Obesity intensifies sex-specific interferon signaling to selectively worsen central nervous system autoimmunity in females
Brendan Cordeiro, Jeeyoon Jennifer Ahn, Saurabh Gawde, Carmen C. Ucciferri, Nuria Álvarez‐Sánchez, Xavier S. Revelo, Natalie Stickle, Kaylea Massey, David G. Brooks, Joel M. Guthridge, Gabriel Pardo, Daniel A. Winer, Robert C. Axtell, Shannon E. Dunn
Abstract
Obesity has been implicated in the rise of autoimmunity in women. We report that obesity induces a serum protein signature that is associated with T helper 1 (Th1), interleukin (IL)-17, and multiple sclerosis (MS) signaling pathways selectively in human females.

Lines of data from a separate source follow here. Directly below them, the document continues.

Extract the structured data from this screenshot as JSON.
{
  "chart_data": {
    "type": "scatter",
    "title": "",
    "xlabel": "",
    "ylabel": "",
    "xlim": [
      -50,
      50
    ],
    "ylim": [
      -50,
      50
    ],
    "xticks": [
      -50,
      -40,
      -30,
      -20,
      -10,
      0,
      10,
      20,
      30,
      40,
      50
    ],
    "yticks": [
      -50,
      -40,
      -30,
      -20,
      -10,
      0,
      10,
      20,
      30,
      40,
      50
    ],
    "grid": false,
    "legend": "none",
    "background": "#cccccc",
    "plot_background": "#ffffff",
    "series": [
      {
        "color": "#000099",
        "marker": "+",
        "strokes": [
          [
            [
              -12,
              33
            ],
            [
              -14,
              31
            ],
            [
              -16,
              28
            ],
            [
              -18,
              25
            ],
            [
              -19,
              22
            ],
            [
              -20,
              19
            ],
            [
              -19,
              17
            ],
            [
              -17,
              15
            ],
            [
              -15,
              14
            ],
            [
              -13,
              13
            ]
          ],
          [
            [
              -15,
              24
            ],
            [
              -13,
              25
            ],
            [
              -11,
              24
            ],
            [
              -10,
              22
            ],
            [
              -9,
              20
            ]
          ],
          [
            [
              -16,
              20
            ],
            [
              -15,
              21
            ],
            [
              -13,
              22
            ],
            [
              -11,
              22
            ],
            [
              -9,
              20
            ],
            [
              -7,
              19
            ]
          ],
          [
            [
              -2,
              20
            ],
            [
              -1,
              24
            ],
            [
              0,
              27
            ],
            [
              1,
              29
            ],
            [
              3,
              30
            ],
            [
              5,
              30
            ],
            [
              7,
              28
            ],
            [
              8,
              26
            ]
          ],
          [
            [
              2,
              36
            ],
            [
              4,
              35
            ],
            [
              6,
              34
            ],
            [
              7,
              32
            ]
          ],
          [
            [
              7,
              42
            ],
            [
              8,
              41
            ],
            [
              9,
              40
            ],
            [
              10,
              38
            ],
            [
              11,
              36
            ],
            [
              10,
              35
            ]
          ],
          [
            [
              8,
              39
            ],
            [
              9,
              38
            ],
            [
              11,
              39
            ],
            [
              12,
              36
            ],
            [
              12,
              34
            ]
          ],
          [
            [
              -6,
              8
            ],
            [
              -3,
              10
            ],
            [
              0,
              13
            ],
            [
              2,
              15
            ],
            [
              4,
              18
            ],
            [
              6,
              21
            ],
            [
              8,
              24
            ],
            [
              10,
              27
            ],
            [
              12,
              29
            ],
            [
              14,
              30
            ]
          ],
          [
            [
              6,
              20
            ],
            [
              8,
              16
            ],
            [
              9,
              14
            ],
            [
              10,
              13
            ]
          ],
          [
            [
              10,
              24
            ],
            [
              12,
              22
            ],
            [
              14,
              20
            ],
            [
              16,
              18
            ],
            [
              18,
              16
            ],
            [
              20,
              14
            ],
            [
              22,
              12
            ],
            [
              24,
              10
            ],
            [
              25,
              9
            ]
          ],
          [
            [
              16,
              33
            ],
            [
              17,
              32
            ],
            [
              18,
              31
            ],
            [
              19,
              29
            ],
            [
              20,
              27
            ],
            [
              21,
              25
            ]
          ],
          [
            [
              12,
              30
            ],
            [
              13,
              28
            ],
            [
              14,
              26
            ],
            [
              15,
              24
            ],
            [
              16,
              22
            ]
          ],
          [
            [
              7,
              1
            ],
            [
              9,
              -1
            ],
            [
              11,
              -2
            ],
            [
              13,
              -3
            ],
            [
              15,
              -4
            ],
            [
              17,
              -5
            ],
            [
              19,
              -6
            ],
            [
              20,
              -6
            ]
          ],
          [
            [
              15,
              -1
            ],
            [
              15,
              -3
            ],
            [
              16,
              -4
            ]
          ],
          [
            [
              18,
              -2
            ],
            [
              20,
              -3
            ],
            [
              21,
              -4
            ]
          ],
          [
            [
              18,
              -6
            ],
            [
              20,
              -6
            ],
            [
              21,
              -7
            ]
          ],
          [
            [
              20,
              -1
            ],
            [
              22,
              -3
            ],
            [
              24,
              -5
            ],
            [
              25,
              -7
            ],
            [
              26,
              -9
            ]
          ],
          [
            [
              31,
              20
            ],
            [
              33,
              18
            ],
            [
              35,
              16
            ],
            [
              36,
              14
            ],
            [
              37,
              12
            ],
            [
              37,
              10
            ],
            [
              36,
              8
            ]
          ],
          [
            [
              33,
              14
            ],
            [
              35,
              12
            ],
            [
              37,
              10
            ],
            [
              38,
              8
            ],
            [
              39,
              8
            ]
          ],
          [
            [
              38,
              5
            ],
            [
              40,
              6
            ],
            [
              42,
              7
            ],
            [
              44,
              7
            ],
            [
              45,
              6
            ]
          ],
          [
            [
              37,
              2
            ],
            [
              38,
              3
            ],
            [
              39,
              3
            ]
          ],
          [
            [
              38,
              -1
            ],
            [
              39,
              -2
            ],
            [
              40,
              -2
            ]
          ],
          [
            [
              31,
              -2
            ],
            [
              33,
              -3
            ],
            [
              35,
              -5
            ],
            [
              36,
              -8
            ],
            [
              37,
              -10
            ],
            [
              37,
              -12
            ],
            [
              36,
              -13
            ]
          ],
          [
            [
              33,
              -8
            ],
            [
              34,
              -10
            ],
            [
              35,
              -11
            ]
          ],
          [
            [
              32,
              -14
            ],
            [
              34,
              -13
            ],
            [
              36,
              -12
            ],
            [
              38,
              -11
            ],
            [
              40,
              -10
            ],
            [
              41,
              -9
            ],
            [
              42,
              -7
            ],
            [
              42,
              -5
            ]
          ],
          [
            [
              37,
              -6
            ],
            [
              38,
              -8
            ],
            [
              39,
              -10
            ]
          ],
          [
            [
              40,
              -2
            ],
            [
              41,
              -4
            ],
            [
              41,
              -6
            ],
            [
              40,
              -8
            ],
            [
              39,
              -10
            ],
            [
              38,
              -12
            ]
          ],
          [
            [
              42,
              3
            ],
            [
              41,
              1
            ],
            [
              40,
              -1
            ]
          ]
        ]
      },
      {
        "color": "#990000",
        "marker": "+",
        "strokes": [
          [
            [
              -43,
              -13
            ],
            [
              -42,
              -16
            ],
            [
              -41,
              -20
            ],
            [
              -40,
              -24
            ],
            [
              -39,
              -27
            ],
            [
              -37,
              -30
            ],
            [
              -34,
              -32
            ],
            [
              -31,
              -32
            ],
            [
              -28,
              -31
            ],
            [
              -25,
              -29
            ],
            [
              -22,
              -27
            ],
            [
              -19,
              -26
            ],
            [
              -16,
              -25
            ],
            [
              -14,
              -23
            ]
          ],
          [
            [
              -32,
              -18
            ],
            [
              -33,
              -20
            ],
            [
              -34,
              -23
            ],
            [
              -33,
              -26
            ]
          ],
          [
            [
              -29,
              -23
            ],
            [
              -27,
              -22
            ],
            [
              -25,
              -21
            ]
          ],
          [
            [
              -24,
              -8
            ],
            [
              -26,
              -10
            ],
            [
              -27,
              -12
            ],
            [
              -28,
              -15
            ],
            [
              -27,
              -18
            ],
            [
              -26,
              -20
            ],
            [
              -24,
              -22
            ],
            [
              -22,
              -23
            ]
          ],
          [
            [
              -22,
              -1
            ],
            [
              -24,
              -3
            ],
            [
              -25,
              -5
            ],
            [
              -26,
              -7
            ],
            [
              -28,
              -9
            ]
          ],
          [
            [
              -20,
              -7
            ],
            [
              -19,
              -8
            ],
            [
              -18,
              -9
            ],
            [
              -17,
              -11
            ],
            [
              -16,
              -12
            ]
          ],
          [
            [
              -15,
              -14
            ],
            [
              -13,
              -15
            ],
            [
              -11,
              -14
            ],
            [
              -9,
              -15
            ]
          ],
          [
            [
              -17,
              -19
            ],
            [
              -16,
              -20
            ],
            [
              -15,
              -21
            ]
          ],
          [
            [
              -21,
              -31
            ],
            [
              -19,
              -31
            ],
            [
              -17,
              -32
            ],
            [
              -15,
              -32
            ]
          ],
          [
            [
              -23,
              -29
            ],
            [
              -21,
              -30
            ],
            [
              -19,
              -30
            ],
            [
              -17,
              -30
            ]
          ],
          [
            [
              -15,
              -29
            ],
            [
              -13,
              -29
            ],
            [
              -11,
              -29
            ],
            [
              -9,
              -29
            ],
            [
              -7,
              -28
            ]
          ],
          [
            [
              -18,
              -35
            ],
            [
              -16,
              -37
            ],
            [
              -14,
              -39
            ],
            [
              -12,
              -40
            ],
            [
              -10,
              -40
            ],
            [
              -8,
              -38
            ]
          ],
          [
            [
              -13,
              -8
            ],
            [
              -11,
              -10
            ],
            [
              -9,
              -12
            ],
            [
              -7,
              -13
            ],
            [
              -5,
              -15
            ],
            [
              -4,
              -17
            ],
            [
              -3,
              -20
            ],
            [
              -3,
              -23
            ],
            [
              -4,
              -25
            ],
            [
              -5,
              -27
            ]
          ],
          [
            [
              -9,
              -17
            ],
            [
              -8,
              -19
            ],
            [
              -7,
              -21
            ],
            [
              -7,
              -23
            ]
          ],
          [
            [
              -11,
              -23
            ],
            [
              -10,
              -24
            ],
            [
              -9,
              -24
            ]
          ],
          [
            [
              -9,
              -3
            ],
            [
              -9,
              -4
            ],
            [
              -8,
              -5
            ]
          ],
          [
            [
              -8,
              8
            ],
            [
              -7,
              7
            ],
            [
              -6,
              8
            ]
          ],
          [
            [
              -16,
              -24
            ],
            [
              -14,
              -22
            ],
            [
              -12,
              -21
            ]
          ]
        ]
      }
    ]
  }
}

Females, but not male mice, subjected to diet-induced overweightness/obesity (DIO) exhibited upregulated Th1/IL-17 inflammation in the central nervous system during experimental autoimmune encephalomyelitis, a model of MS. This was associated with worsened disability and a heightened expansion of myelin-specific Th1 cells in the peripheral lymphoid organs. Moreover, at steady state, DIO increased serum levels of interferon (IFN)-α and potentiated STAT1 expression and IFN-γ production by naive CD4 + T cells uniquely in female mice. This T cell phenotype was driven by increased adiposity and was prevented by the removal of ovaries or knockdown of the type I IFN receptor in T cells. Our findings offer a mechanistic explanation of how obesity enhances autoimmunity.